The round-up press release from after the show also produced some interesting figures. In terms of exhibitor numbers, the top 3 from outside Germany were, in descending order: China, Taiwan, and only at third the USA (Great Britain was fourth). To put this in perspective, I suspect that, in square footage, the results would have been very different, with many of the Taiwanese and Chinese companies in ten-foot by ten-foot booths and some of the American companies occupying very large floor areas, often with an upper level of meeting and catering areas. But it is yet another straw in the wind of how the balance of the industry is continuing to change.

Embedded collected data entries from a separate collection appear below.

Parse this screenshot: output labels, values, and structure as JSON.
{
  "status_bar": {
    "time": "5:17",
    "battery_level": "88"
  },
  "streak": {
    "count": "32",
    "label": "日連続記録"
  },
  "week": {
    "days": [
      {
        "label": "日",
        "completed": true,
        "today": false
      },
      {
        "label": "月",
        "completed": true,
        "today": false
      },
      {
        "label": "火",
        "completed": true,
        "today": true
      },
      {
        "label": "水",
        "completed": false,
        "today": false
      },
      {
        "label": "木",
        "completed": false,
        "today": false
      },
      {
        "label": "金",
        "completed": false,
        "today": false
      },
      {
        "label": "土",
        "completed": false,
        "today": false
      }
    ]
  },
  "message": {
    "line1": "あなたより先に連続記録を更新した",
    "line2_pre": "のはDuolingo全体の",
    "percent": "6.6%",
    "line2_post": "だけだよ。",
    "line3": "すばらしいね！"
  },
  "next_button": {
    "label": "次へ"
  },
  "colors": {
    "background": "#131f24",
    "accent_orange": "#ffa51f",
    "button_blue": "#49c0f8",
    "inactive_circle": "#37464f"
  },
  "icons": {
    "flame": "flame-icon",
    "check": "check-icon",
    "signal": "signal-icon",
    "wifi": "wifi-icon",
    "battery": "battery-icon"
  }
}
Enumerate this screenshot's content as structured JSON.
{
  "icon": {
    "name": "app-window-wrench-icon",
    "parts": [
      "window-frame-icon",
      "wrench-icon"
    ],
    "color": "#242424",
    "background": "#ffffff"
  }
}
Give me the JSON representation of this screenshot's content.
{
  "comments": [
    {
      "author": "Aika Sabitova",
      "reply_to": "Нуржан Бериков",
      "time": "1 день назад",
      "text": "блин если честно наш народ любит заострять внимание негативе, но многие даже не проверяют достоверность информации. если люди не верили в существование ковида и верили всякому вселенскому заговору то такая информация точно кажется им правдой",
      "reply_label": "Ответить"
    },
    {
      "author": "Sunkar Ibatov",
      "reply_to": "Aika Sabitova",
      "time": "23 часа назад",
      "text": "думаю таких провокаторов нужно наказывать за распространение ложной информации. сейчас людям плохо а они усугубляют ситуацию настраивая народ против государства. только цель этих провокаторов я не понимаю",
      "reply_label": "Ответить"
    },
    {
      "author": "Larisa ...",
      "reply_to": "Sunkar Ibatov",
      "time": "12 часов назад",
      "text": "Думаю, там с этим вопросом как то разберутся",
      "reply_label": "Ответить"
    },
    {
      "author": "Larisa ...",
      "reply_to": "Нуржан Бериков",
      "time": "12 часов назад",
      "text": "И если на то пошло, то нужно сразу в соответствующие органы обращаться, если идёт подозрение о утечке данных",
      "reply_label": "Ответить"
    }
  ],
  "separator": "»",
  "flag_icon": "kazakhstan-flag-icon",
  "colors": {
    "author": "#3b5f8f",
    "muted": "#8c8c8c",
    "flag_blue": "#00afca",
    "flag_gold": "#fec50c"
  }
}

Finally, the booth attractions – the once ubiquitous fussball tables have disappeared. Instead both DigiKey and Maxim were giving away full-size footballs – and, in Maxim’s case they were printed with your signature by some complex material handling. The halls were not riddled with the scent of popcorn, although there were some stand-outs. Many stands had cars of different kinds and some had driving simulators, with queues. It was only towards the end of the show, when I sighted a single semi-clad booth bunny, that I realised that I was seeing a survivor of a species that thirty years ago was common; now that was a sign of a very different semiconductor industry.
I must be clear – there was a great deal more to electronica than semiconductors. With a fraction under 3,000 exhibitors, there were halls full of all the rest of the elements of electronic systems, boards, connectors, power supplies, displays, discretes, and much, much (one could argue too much) more.